In my setup i run a Sophos UTM v9.413-3 and i have two AP's connected to it, one AP55C and one AP30. This was working just fine for a long time, but recently i noticed my wifi connection in was getting worse, so i looked at the logging and i noticed that since december 2016 i started to get alot of failed connection attempts.

this is how it daily looks now.

This is the yearly one, where you can see it started out of the blue in december.

I do see these log messages, but im not sure if they have anything to do with it.

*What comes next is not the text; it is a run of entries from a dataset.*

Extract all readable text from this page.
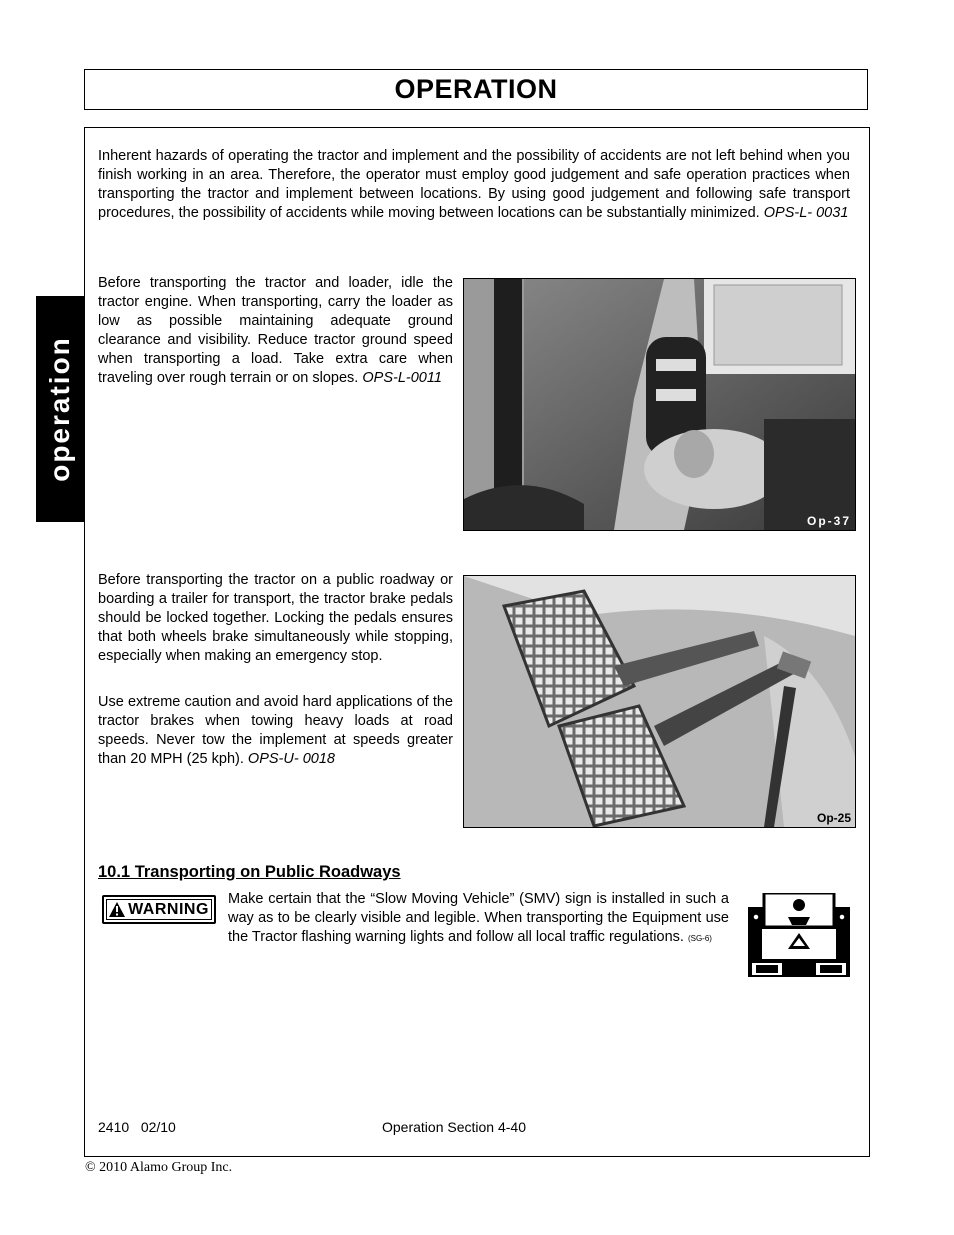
OPERATION
operation

Inherent hazards of operating the tractor and implement and the possibility of accidents are not left behind when you finish working in an area. Therefore, the operator must employ good judgement and safe operation practices when transporting the tractor and implement between locations. By using good judgement and following safe transport procedures, the possibility of accidents while moving between locations can be substantially minimized. OPS-L- 0031

Before transporting the tractor and loader, idle the tractor engine. When transporting, carry the loader as low as possible maintaining adequate ground clearance and visibility. Reduce tractor ground speed when transporting a load. Take extra care when traveling over rough terrain or on slopes. OPS-L-0011

Op-37

Before transporting the tractor on a public roadway or boarding a trailer for transport, the tractor brake pedals should be locked together. Locking the pedals ensures that both wheels brake simultaneously while stopping, especially when making an emergency stop.

Use extreme caution and avoid hard applications of the tractor brakes when towing heavy loads at road speeds. Never tow the implement at speeds greater than 20 MPH (25 kph). OPS-U- 0018

Op-25
10.1 Transporting on Public Roadways
WARNING

Make certain that the “Slow Moving Vehicle” (SMV) sign is installed in such a way as to be clearly visible and legible. When transporting the Equipment use the Tractor flashing warning lights and follow all local traffic regulations. (SG-6)

2410   02/10	Operation Section 4-40
© 2010 Alamo Group Inc.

2017:05:09-20:23:15 ding awed[4969]: [MASTER] start processing configuration change
2017:05:09-20:23:16 ding awed[4969]: [MASTER] end processing configuration change
2017:05:09-20:27:54 A4002FE206C4AE1 hostapd: wlan0: STA 00:40:9d:8e:df:1f WPA: group key handshake completed (RSN)
2017:05:09-20:28:02 A4002FE206C4AE1 hostapd: wlan9: STA f4:5c:89:87:36:e1 WPA: group key handshake completed (RSN)
2017:05:09-20:28:05 A4002FE206C4AE1 awelogger[14396]: id="4105" severity="info" sys="System" sub="WiFi" name="STA WPA failure" ssid="BreakingBad" ssid_id="WLAN1.1" bssid="00:1a:8c:8d:37:54" sta="10:41:7f:56:4b:0a" reason_code="2"
2017:05:09-20:28:05 A4002FE206C4AE1 awelogger[14396]: id="4102" severity="info" sys="System" sub="WiFi" name="STA disconnected" ssid="BreakingBad" ssid_id="WLAN1.1" bssid="00:1a:8c:8d:37:54" sta="10:41:7f:56:4b:0a"
2017:05:09-20:28:10 A4002FE206C4AE1 hostapd: wlan9: STA 10:41:7f:56:4b:0a IEEE 802.11: deauthenticated due to local deauth request
2017:05:09-20:28:32 A4002FE206C4AE1 hostapd: wlan9: STA 10:41:7f:56:4b:0a IEEE 802.11: authenticated
2017:05:09-20:28:32 A4002FE206C4AE1 hostapd: wlan9: STA 10:41:7f:56:4b:0a IEEE 802.11: associated (aid 1)
2017:05:09-20:28:32 A4002FE206C4AE1 hostapd: wlan9: STA 10:41:7f:56:4b:0a WPA: pairwise key handshake completed (RSN)
2017:05:09-20:28:32 A4002FE206C4AE1 awelogger[14396]: id="4103" severity="info" sys="System" sub="WiFi" name="STA authentication" ssid="BreakingBad" ssid_id="WLAN1.1" bssid="00:1a:8c:8d:37:54" sta="10:41:7f:56:4b:0a" status_code="0"
2017:05:09-20:28:32 A4002FE206C4AE1 awelogger[14396]: id="4104" severity="info" sys="System" sub="WiFi" name="STA association" ssid="BreakingBad" ssid_id="WLAN1.1" bssid="00:1a:8c:8d:37:54" sta="10:41:7f:56:4b:0a" status_code="0"
2017:05:09-20:28:32 A4002FE206C4AE1 awelogger[14396]: id="4101" severity="info" sys="System" sub="WiFi" name="STA connected" ssid="BreakingBad" ssid_id="WLAN1.1" bssid="00:1a:8c:8d:37:54" sta="10:41:7f:56:4b:0a"
 
Anyone able to help me out troubleshoot this?
 
Thanks.
  • Are all of the failures with the same SSID or AP?

    Cheers - Bob

  • In reply to BAlfson:

    This is happening on all SSID's and on both AP's.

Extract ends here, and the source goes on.